Cybersecurity researchers have identified two significant supply chain attacks: a malicious Visual Studio Code extension with ransomware capabilities, notably created with AI assistance, and 17 trojanized npm packages distributing the Vidar Infostealer. The "susvsex" VS Code extension, uploaded on November 5, 2025, by "suspublisher18," was designed to zip, upload, and encrypt files, utilizing GitHub for command-and-control. Microsoft (MSFT) swiftly removed the VS Code extension on November 6, limiting its immediate impact due to initial misconfiguration, though its malicious functionality was easily updateable. Concurrently, Datadog Security Labs (DDOG) unearthed 17 npm packages, uploaded from October 21-26, 2025, which distributed the Vidar Infostealer, marking its first appearance on the npm registry. These packages saw at least 2,240 downloads before their associated accounts were banned.

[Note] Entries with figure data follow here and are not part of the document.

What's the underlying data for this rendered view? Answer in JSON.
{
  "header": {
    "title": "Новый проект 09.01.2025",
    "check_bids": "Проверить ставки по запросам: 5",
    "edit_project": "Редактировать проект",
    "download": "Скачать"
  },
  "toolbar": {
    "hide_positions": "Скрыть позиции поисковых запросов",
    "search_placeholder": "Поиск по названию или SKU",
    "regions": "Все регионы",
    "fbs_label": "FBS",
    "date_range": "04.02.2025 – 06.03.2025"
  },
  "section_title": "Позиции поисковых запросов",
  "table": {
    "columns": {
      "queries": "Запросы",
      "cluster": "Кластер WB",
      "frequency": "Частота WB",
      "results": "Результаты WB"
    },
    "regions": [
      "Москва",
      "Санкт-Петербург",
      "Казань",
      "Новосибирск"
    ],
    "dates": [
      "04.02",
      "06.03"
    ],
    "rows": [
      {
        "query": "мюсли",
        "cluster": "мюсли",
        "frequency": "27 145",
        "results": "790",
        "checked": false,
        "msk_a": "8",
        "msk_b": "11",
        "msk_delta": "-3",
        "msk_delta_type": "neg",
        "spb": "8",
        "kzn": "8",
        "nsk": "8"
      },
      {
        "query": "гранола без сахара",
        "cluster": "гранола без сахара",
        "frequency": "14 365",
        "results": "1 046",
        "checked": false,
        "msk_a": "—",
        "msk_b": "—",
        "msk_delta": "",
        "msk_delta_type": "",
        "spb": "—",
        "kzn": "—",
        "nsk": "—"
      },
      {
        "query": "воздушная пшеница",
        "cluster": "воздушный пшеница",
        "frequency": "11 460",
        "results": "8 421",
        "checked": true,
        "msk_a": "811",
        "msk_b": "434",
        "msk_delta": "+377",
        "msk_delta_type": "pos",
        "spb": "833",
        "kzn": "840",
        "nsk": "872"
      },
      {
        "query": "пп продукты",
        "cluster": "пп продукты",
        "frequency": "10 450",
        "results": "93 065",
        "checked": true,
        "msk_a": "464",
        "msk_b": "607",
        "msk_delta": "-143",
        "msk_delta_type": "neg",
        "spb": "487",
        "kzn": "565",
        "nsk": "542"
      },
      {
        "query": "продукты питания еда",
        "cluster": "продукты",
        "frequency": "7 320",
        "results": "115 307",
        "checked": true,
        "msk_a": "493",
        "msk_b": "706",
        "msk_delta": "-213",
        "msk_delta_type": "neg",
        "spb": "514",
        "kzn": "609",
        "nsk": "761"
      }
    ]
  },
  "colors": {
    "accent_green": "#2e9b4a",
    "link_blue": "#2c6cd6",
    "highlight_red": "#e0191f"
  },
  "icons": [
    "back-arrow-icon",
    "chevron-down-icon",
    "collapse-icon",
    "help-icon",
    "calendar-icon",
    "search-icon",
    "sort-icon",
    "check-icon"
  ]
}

These incidents underscore the escalating risks within developer ecosystems, highlighting the increasing sophistication of supply chain attacks across open-source platforms like npm and VS Code. The use of AI in malware creation, as seen with "vibe-coded" ransomware, and advanced C2 channels (GitHub, Telegram/Steam) present evolving threats. This necessitates heightened vigilance and due diligence from developers and organizations.